Recently, the mechanism by which cells adapt to intrinsic and extrinsic stresses has received considerable attention. Tat-interactive protein 60-kDa/ataxia-telangiectasia-mutated (TIP60/ATM) axis-mediated DNA damage response (DDR) is vital for maintaining genomic integrity.Protein levels were detected by western blot, protein colocalisation was examined by immunofluorescence (IF) and protein interactions were measured by co-immunoprecipitation, proximity ligation assay and GST pull-down assays. Flow cytometry, comet assay and IF assays were used to explore the biological functions of sequence similarity 135 family member B (FAM135B) in DDR. Xenograft tumour, FAM135B transgenic mouse models and immunohistochemistry were utilised to confirm in vitro observations.We identified a novel DDR regulator FAM135B which could protect cancer cells from genotoxic stress in vitro and in vivo. The overexpression of FAM135B promoted the removal of γH2AX and 53BP1 foci, whereas the elimination of FAM135B attenuated these effects.
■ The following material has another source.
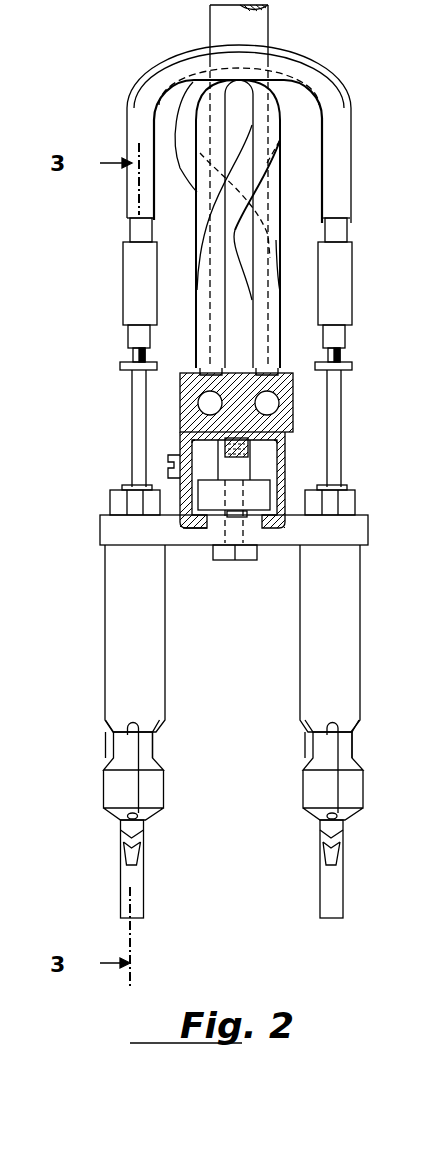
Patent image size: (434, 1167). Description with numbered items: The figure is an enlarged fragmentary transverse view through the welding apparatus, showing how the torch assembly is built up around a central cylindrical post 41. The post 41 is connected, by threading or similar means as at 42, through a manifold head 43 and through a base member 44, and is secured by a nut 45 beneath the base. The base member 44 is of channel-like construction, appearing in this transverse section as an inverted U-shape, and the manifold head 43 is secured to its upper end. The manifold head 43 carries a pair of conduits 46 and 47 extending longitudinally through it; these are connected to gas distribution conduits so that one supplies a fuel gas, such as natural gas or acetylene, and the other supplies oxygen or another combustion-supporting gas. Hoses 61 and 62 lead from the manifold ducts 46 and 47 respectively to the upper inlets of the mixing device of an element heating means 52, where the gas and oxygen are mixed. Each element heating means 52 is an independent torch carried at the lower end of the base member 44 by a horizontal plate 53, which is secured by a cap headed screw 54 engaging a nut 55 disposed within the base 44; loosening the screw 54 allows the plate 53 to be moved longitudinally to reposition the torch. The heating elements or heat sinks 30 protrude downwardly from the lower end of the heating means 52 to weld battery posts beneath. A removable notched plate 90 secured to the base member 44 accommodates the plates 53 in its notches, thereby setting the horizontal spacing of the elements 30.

Consistently, our findings revealed that FAM135B could promote homologous recombination and non-homologous end-joining repairs. Further study demonstrated that FAM135B physically bound to the chromodomain of TIP60 and improved its histone acetyltransferase activity. Moreover, FAM135B enhanced the interactions between TIP60 and ATM under resting conditions. Intriguingly, the protein levels of FAM135B dramatically decreased following DNA damage stress but gradually increased during the DNA repair period. Thus, we proposed a potential DDR mechanism where FAM135B sustains a reservoir of pre-existing TIP60-ATM assemblies under resting conditions. Once cancer cells suffer DNA damage, FAM135B is released from TIP60, and the functioning pre-assembled TIP60-ATM complex participates in DDR.We characterised FAM135B as a novel DDR regulator and further elucidated the role of the TIP60-ATM axis in response to DNA damage, which suggests that targeting FAM135B in combination with radiation therapy or chemotherapy could be a potentially effective approach for cancer treatment.